"Jahrhundertereignis" Volksentscheid

2/05

Sachsen-Anhalts Wähler stimmen über die Zukunft der Kinderbetreuung ab

2.094.281 Wahlberechtigte sind am kommenden Sonntag aufgerufen, sich am ersten Volksentscheid in der Geschichte Sachsen-Anhalts zu beteiligen. Für viele könnte es auch der einzige bleiben, denn statistisch gesehen findet in einem Bundesland nur alle 38 Jahre ein Volksentscheid statt. Aus Sicht der Bürgeraktion Mehr Demokratie ist die geringe Zahl der Abstimmungen vor allem auf restriktive Verfahrensregeln zurückzuführen.

 

163 Volksinitiativen und Volksbegehren gab es bisher in Deutschland. Nur zwölf davon gelangten zur Abstimmung. Diese "von unten", also durch Initiative der Bürger ausgelösten Volksentscheide verteilen sich sehr ungleich auf die 16 Bundesländer: Spitzenreiter ist Bayern mit fünf, dicht gefolgt von Hamburg mit vier Urnengängen. Zwei Volksabstimmungen gab es in Schleswig-Holstein, in Sachsen eine.

 

"Ein Gesetz zu verabschieden, ist für Bürger ungleich schwerer als für Politiker. Die direkte Demokratie gleicht in den meisten Bundesländern eher einem Hindernislauf als einem fairen demokratischen Verfahren", so Claudine Nierth, Vorstandssprecherin von Mehr Demokratie. Dabei nehme die Zahl der Initiativen zu. "Die Bürger wollen Politik gestalten. Deshalb müssen die Spielregeln für Volksbegehren und Volksentscheide dringend verbessert werden."

 

Das gelte auch für Sachsen-Anhalt, obwohl es dort erst im vergangenen Jahr eine Reform gab. Für das am Sonntag zur Abstimmung stehende Gesetz zur Kinderbetreuung galten noch die alten Vorschriften. Danach mussten sich 250.000 Bürger (rund 11,9 Prozent der Wahlberechtigten) innerhalb von sechs Monaten an einem Volksbegehren beteiligen, damit es zum Volksentscheid kommt. Am 12. November 2004 beschloss der Magdeburger Landtag, die Hürde zu senken - auf elf Prozent (rund 230.000 Bürger). Zum Vergleich: In Hamburg und Schleswig-Holstein liegt das Quorum bei fünf Prozent - aus Sicht der Mehr Demokratie-Sprecherin ein gerade noch angemessener Wert.

 

Auch der Ausschluss bestimmter Themen von der Volksgesetzgebung sei mitverantwortlich für die geringe Zahl der Abstimmungen.
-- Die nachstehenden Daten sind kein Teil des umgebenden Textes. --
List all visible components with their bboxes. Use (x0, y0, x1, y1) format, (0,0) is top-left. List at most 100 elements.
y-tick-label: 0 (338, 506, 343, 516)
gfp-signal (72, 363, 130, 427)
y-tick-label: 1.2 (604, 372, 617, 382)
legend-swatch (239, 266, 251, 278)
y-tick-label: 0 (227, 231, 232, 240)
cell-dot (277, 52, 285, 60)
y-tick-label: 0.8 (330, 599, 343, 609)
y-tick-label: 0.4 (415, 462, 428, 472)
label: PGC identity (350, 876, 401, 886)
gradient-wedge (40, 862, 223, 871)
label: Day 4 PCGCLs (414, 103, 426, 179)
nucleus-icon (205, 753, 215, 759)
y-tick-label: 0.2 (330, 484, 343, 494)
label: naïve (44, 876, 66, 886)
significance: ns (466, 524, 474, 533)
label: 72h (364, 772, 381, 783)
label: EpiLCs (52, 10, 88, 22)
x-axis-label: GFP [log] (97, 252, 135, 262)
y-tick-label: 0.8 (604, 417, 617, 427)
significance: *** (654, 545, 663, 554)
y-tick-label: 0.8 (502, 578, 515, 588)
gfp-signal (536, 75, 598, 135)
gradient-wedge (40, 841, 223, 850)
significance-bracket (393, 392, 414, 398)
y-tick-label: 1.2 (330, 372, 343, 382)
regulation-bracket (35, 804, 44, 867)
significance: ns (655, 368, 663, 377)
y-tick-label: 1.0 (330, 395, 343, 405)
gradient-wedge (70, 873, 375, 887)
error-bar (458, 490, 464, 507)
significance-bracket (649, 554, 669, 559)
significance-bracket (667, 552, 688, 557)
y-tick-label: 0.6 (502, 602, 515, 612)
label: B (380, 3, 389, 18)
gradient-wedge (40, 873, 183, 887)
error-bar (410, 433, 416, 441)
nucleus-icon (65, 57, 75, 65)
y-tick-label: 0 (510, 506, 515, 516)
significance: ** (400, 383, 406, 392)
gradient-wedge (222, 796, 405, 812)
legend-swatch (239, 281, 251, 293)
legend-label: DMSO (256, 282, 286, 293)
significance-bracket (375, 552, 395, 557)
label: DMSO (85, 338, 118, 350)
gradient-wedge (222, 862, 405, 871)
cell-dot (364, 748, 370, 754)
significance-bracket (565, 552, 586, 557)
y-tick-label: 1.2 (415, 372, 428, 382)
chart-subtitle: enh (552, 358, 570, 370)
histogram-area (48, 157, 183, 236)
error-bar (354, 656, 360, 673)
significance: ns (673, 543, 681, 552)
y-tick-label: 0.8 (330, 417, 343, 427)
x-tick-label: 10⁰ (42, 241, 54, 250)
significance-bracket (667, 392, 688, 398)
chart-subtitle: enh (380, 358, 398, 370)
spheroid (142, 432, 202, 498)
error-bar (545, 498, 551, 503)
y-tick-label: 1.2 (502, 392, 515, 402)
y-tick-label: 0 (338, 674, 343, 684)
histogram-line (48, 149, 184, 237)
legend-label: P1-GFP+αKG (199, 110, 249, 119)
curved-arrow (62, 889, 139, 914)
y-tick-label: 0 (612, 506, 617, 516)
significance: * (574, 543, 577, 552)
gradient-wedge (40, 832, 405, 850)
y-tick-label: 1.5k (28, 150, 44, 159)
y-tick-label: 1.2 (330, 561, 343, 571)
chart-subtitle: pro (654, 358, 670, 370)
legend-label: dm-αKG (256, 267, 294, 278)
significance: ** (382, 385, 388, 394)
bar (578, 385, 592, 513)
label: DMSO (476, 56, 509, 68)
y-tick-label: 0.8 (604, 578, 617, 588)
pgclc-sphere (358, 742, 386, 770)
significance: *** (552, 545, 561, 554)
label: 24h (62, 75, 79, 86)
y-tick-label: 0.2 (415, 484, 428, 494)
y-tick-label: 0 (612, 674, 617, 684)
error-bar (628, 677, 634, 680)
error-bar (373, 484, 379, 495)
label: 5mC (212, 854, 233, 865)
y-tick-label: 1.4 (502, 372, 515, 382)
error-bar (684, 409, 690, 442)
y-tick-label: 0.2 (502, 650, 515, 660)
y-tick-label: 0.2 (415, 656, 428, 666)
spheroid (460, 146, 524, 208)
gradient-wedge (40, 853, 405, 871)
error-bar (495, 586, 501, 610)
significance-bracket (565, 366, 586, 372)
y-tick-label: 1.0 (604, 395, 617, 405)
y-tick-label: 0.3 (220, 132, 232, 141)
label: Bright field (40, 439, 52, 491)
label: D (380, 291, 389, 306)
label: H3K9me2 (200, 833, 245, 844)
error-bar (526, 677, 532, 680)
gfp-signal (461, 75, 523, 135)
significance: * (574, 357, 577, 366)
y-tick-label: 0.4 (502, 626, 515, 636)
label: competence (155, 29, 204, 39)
In Sachsen-Anhalt betrifft dies, wie in fast allen anderen Bundesländern auch, Haushalts- und Abgabengesetze sowie Besoldungsregelungen. Das Bündnis "Für ein kinder- und jugendfreundliches Sachsen-Anhalt", Initiator der bevorstehenden Volksabstimmung, hatte Glück: Trotz "haushalterischer Bedenken" hatte die Landesregierung das Volksbegehren für zulässig erklärt.

 

Die letzte Hürde wartet oft beim Volksentscheid. In den meisten Bundesländern ist das Votum der Bürger nur dann rechtskräftig, wenn eine bestimmte Mindestbeteiligung oder Mindestzustimmung erreicht wird. In Sachsen-Anhalt ist ein Gesetzentwurf nur dann angenommen, wenn die Mehrheit der Abstimmenden sich dafür entscheidet und diese Mehrheit zugleich mindestens ein Viertel der Wahlberechtigten ausmacht. In Hamburg und Schleswig-Holstein scheiterte bisher jeweils ein Volksentscheid an ähnlichen Anforderungen.